Wonders in Hong Kong

I can’t believe I am saying this, but I miss Hong Kong.  I miss the bookstores.

Nick Hornby and the terrible Bill Bryson are very popular among the bookstores here in Cologne.  But try look for Kurt Vonnegut or Norman Mailer in their English books section, it’s more difficult than finding a grocery store that is open on Sunday. 

Page One is my favorite bookstore in Hong Kong.  Its collections of classic and comtempory literatry, art, economics, etc… are impressive.  And if you cannot find what you are looking for, they’d be happy to place an order for you – without additional charge.  

I know, I should use Amazon, or better yet, imporve my German at the speed of light so that I can read Stefan Zweig in his native language.  On second thought, I’d prefer the first option.  But here is the thing, I found buying stuff online scary.  Pretty ironic for a person who spends most of her waking time in front of a computer.

So, can someone knock some senses into me please?



For many tourists, Hong Kong is the perfect destination: it has everything for everyone.

Lan Kwai Fung for bar/pub hoppers; gigantic malls for shopaholics; New Territories for nature lovers; Disney Land and Ocean Park for kids and kids-in-the-heart adults…There is also beach, hills, antique stores await their explorers.  All these are exciting, for a while. 

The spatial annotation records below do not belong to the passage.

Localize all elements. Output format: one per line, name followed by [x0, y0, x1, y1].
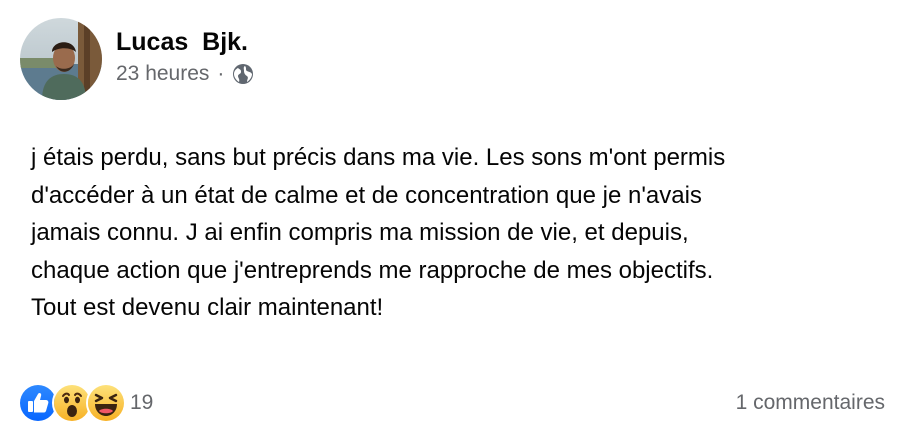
post-timestamp[interactable]: 23 heures [116, 61, 209, 87]
post-body-line: chaque action que j'entreprends me rappr… [31, 256, 714, 284]
separator-dot: · [217, 62, 225, 85]
post-header: Lucas Bjk. 23 heures · [20, 18, 254, 100]
reactions-summary[interactable]: 19 [18, 383, 153, 423]
post-footer: 19 1 commentaires [18, 382, 885, 424]
post-body-line: d'accéder à un état de calme et de conce… [31, 181, 702, 209]
post-body-line: Tout est devenu clair maintenant! [31, 294, 384, 321]
haha-icon [86, 383, 126, 423]
author-name[interactable]: Lucas Bjk. [116, 27, 254, 57]
comments-link[interactable]: 1 commentaires [736, 391, 885, 415]
post-body-line: jamais connu. J ai enfin compris ma miss… [31, 219, 689, 246]
avatar[interactable] [20, 18, 102, 100]
reaction-count: 19 [130, 391, 154, 414]
post-meta: Lucas Bjk. 23 heures · [116, 27, 254, 87]
post-subline: 23 heures · [116, 61, 254, 87]
post-body: j étais perdu, sans but précis dans ma v… [31, 139, 881, 327]
post-card: Lucas Bjk. 23 heures · j étais perdu, sa… [0, 0, 907, 442]
globe-icon[interactable] [232, 63, 254, 85]
post-body-line: j étais perdu, sans but précis dans ma v… [31, 144, 726, 171]
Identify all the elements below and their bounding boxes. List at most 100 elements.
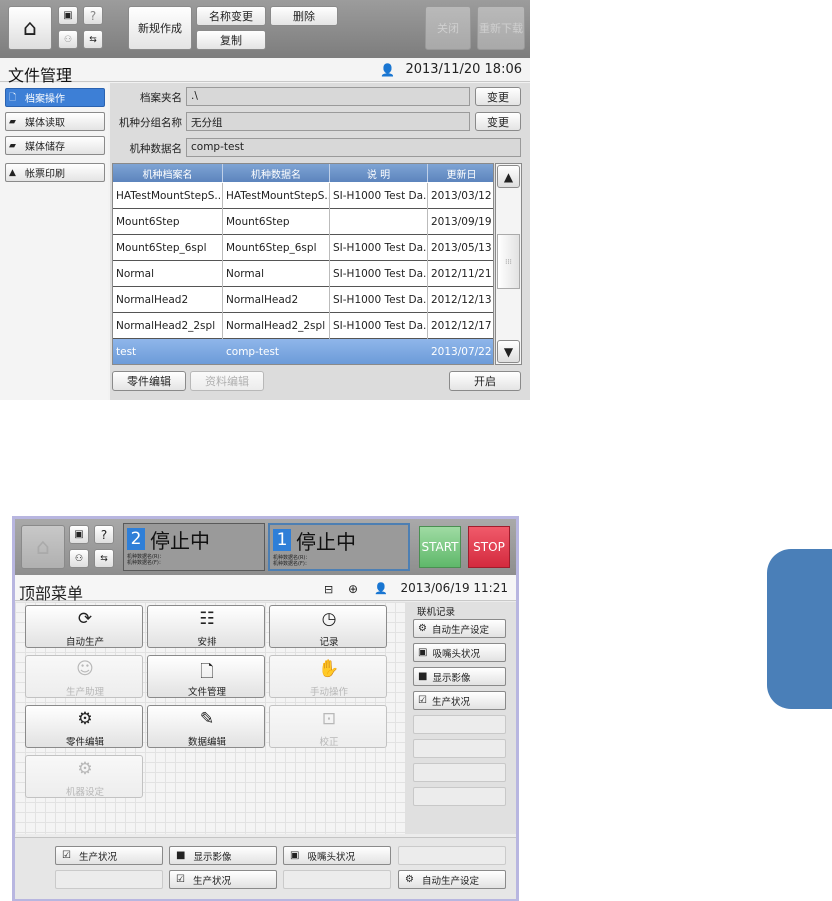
online-log-panel: 联机记录 ⚙ 自动生产设定 ▣ 吸嘴头状况 ■ 显示影像 ☑ 生产状况 [405,602,516,834]
help-icon: ? [89,8,97,23]
group-label: 机种分组名称 [119,117,182,129]
table-cell: SI-H1000 Test Da... [330,183,428,209]
table-cell: SI-H1000 Test Da... [330,261,428,287]
parts-edit-button[interactable]: 零件编辑 [112,371,186,391]
badge-icon: ▣ [63,10,73,21]
lane-1-status[interactable]: 1 停止中 机种数据名(R)： 机种数据名(F)： [268,523,410,571]
sidebar-item-label: 媒体储存 [25,142,65,153]
auto-setting-icon: ⚙ [418,623,427,634]
transfer-button[interactable]: ⇆ [94,549,114,568]
grip-icon: ⁞⁞⁞ [505,257,512,266]
media-read-icon: ▰ [9,116,16,127]
online-log-title: 联机记录 [417,607,456,618]
file-operation-icon: 🗋 [9,92,17,103]
menu-data-edit[interactable]: ✎ 数据编辑 [147,705,265,748]
users-icon: ⚇ [74,553,84,564]
copy-button[interactable]: 复制 [196,30,266,50]
sidebar-item-print[interactable]: ▲ 帐票印刷 [5,163,105,182]
button-label: 自动生产设定 [431,624,489,636]
badge-button[interactable]: ▣ [58,6,78,25]
column-header[interactable]: 说 明 [330,164,428,182]
table-row-selected[interactable]: test comp-test 2013/07/22 [113,339,493,364]
file-table: 机种档案名 机种数据名 说 明 更新日 HATestMountStepS... … [112,163,494,365]
shortcut-auto-setting[interactable]: ⚙ 自动生产设定 [398,870,506,889]
nozzle-icon: ▣ [418,647,428,658]
column-header[interactable]: 机种档案名 [113,164,223,182]
nozzle-status-button[interactable]: ▣ 吸嘴头状况 [413,643,506,662]
table-scrollbar[interactable]: ▲ ⁞⁞⁞ ▼ [495,163,522,365]
shortcut-nozzle-status[interactable]: ▣ 吸嘴头状况 [283,846,391,865]
column-header[interactable]: 更新日 [428,164,493,182]
empty-slot [413,763,506,782]
menu-history[interactable]: ◷ 记录 [269,605,387,648]
table-cell: 2013/09/19 [431,216,492,228]
table-row[interactable]: HATestMountStepS... HATestMountStepS... … [113,183,493,209]
menu-calibrate[interactable]: ⊡ 校正 [269,705,387,748]
group-change-button[interactable]: 变更 [475,112,521,131]
arrow-up-icon: ▲ [503,169,514,184]
home-button[interactable]: ⌂ [21,525,65,569]
menu-schedule[interactable]: ☷ 安排 [147,605,265,648]
sidebar-item-label: 媒体读取 [25,118,65,129]
help-button[interactable]: ? [83,6,103,25]
machine-setting-icon: ⚙ [77,759,93,779]
scroll-down-button[interactable]: ▼ [497,340,520,363]
show-image-button[interactable]: ■ 显示影像 [413,667,506,686]
table-cell: NormalHead2_2spl [113,313,223,339]
close-button[interactable]: 关闭 [425,6,471,50]
menu-label: 机器设定 [65,787,104,798]
new-button[interactable]: 新规作成 [128,6,192,50]
menu-parts-edit[interactable]: ⚙ 零件编辑 [25,705,143,748]
shortcut-show-image[interactable]: ■ 显示影像 [169,846,277,865]
sidebar-item-label: 帐票印刷 [25,169,65,180]
table-row[interactable]: Mount6Step Mount6Step 2013/09/19 [113,209,493,235]
users-button[interactable]: ⚇ [58,30,78,49]
menu-file-management[interactable]: 🗋 文件管理 [147,655,265,698]
transfer-icon: ⇆ [89,34,97,45]
transfer-icon: ⇆ [100,553,108,564]
badge-button[interactable]: ▣ [69,525,89,544]
production-status-icon: ☑ [418,695,427,706]
table-row[interactable]: NormalHead2_2spl NormalHead2_2spl SI-H10… [113,313,493,339]
table-row[interactable]: Normal Normal SI-H1000 Test Da... 2012/1… [113,261,493,287]
side-tab[interactable] [767,549,832,709]
button-label: 显示影像 [432,672,471,684]
table-cell: SI-H1000 Test Da... [330,313,428,339]
menu-label: 安排 [197,637,217,648]
delete-button[interactable]: 删除 [270,6,338,26]
table-cell: 2012/12/17 [431,320,492,332]
column-header[interactable]: 机种数据名 [223,164,330,182]
auto-setting-button[interactable]: ⚙ 自动生产设定 [413,619,506,638]
production-status-button[interactable]: ☑ 生产状况 [413,691,506,710]
table-cell [330,339,428,364]
data-edit-button[interactable]: 资料编辑 [190,371,264,391]
redownload-button[interactable]: 重新下载 [477,6,525,50]
rename-button[interactable]: 名称变更 [196,6,266,26]
scroll-up-button[interactable]: ▲ [497,165,520,188]
lane-2-status[interactable]: 2 停止中 机种数据名(R)： 机种数据名(F)： [123,523,265,571]
transfer-button[interactable]: ⇆ [83,30,103,49]
menu-manual-operation[interactable]: ✋ 手动操作 [269,655,387,698]
file-management-screen: ⌂ ▣ ? ⚇ ⇆ 新规作成 名称变更 删除 复制 关闭 重新下载 文件管理 👤… [0,0,530,400]
camera-icon: ■ [176,850,186,861]
help-button[interactable]: ? [94,525,114,544]
start-button[interactable]: START [419,526,461,568]
scroll-thumb[interactable]: ⁞⁞⁞ [497,234,520,289]
users-button[interactable]: ⚇ [69,549,89,568]
shortcut-production-status-2[interactable]: ☑ 生产状况 [169,870,277,889]
shortcut-bar: ☑ 生产状况 ■ 显示影像 ▣ 吸嘴头状况 ☑ 生产状况 ⚙ 自动生产设定 [15,837,516,899]
shortcut-production-status[interactable]: ☑ 生产状况 [55,846,163,865]
menu-auto-production[interactable]: ⟳ 自动生产 [25,605,143,648]
table-row[interactable]: NormalHead2 NormalHead2 SI-H1000 Test Da… [113,287,493,313]
menu-machine-setting[interactable]: ⚙ 机器设定 [25,755,143,798]
data-name-field: comp-test [186,138,521,157]
table-row[interactable]: Mount6Step_6spl Mount6Step_6spl SI-H1000… [113,235,493,261]
open-button[interactable]: 开启 [449,371,521,391]
stop-button[interactable]: STOP [468,526,510,568]
table-cell: HATestMountStepS... [223,183,330,209]
folder-field: .\ [186,87,470,106]
home-button[interactable]: ⌂ [8,6,52,50]
folder-change-button[interactable]: 变更 [475,87,521,106]
auto-icon: ⟳ [77,609,93,629]
menu-production-assistant[interactable]: ☺ 生产助理 [25,655,143,698]
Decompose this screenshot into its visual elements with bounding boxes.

There is another Hong Kong worth exploring – the street markets.  Not those near Central that cater to tourists, especially westerners.  I am talking about the wet markets, the street vendors that supply everyday necessities for local communities.  

I live in one of these markets, as a matter of fact.  And what I see everyday makes me respect my “neighbours” more and more.  Let’s not talk about big words such as “entrepreneurship”, they are just hard working people taking care of themselves and families.  They take pride in not living on the welfare system, they don’t need politicians’ “rescue”, they are not poor people living miserable lives as media usually depict them. 

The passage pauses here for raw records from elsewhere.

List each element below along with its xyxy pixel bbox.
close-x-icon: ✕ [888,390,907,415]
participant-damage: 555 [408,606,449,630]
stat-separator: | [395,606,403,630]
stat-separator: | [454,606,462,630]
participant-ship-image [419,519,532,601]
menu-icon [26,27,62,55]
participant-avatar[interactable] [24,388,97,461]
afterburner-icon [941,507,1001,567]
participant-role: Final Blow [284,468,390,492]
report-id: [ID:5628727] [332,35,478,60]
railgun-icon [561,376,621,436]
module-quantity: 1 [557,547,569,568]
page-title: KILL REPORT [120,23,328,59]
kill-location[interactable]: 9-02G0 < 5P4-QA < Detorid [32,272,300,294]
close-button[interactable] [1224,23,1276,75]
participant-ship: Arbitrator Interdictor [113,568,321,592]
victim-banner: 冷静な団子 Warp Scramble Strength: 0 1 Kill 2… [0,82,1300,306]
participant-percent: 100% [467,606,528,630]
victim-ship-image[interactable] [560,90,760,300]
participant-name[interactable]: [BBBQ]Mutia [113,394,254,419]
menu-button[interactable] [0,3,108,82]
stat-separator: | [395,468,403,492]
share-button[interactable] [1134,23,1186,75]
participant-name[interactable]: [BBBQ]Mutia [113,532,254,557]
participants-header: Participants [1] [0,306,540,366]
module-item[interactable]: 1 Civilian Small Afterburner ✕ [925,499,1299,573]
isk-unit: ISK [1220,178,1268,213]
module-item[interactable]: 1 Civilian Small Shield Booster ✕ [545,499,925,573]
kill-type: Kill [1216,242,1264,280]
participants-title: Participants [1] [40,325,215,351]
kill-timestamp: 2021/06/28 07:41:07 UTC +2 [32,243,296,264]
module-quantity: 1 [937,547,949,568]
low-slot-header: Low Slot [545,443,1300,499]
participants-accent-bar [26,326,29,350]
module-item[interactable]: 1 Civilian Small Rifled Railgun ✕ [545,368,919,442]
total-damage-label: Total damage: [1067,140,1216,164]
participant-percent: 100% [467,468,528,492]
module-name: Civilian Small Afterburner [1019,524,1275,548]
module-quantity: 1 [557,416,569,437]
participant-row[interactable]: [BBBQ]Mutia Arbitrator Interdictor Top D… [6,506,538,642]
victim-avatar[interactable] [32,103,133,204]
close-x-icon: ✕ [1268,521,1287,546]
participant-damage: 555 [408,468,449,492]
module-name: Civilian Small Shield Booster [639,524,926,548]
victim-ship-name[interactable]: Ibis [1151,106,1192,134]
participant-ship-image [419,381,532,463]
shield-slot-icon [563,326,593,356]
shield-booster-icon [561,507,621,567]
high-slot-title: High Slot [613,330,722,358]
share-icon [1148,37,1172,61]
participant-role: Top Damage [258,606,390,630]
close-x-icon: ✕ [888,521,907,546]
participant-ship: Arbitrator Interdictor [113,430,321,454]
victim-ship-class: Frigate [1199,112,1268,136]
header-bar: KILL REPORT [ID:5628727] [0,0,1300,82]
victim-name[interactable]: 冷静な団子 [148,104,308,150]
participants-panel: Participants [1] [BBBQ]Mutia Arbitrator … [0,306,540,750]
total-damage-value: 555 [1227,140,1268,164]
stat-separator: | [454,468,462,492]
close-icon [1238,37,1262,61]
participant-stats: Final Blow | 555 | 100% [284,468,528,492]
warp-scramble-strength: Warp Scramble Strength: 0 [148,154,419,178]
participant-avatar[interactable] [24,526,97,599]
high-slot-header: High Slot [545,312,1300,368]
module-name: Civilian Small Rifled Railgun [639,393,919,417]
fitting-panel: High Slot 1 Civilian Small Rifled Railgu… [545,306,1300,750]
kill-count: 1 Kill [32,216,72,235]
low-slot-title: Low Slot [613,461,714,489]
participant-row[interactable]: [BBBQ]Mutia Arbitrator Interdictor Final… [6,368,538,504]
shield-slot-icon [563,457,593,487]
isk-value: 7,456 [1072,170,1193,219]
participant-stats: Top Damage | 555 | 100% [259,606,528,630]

They are happy and proud.  And why shouldn’t they? Self-pity never gets one far, they know that.  And I hope the media, certain orgainzations and the politicians know this as well.    

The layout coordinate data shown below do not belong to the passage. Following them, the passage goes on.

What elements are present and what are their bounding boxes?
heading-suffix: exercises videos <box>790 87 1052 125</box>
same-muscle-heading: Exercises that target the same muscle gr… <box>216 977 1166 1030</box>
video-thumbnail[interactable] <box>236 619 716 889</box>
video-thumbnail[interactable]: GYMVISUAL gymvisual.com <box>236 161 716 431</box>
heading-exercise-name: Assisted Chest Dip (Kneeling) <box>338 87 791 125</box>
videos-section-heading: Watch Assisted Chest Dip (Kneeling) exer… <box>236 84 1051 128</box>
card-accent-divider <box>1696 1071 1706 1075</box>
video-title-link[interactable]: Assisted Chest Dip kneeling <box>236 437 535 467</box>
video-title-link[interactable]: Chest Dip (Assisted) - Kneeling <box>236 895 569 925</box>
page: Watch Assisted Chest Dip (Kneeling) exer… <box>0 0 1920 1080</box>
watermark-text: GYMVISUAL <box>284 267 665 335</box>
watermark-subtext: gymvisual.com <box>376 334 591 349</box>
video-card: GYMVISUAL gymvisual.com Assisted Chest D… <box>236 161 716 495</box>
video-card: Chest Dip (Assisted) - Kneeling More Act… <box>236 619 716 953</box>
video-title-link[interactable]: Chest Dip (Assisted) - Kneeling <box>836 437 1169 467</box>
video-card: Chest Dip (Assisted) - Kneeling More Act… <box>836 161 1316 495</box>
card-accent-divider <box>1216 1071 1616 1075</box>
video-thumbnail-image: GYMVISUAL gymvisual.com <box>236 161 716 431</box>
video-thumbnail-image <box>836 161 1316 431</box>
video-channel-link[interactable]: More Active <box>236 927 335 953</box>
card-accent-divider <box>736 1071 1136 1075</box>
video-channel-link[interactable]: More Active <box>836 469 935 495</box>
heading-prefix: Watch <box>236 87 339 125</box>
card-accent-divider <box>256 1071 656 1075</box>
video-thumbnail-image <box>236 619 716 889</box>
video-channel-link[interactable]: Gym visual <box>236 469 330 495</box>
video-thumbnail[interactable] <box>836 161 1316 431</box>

I know when it comes to education, what matters is the knowledge one gained, not a piece of paper stating that you have attended all the courses and didn’t fail single one of them.  But come on HKU, I’ve seen better souvenirs from my school days!

It’s already bad that you have to pick up your degree certificate days after the graduation ceremony.  You thought you were getting it at the ceremony – I mean isn’t it what the whole thing is about?  I know, there are many other things you can do at the ceremony – wearing the funny gown and hat, socializing with profs, classmates, taking loads of pictures- but that piece of paper should be included on the menu, don’t you think so?

And its even worse when you see them piling up against each other on a table, waiting to be claimed.  Caption: “cheaper by the dozen”.  Wholesale, that’s what this education is about.  Did I mention that it comes with a free plastic bag?   I remember my graduation ceremony from University of Toronto, I had a large envelope at least.    

I woke up early this morning – 6 am (a personal record since…I don’t remember, probably my college days.)  And boy did the peculiar question bother me!  Spoiler alert: it involves toothpick.

I was having Dinner with some friends last night.  After we finished, all of them reached out for the tiny little bamboo (or wood?) sticks.  Then the question struck me: Why?  Why pick your teeth at the dinner table, in front of all others?

What’s so charming about this little object?  I wondered for so long – since I got to Hong Kong, as a matter of fact.  They are in EVERY single Chinese restaurant.  You order take-out, they come with the chopsticks.  There is no escape.  Go to a Chinese restaurant tonight, I guarantee you that you will see at least 3 persons picking their teeth with them. 

Let’s not get caught up with their usefulness (I support dental floss), the puzzle is why?  Why is that when many Hong Kong people are bashing ill-mannered mainlanders, they themselves are picking teeth in front of a full house audience? This blind superiority found in many Hong Kongers puzzles me.  I wonder what they say about “double standards”. 

And toothpicks?  I will never understand them either.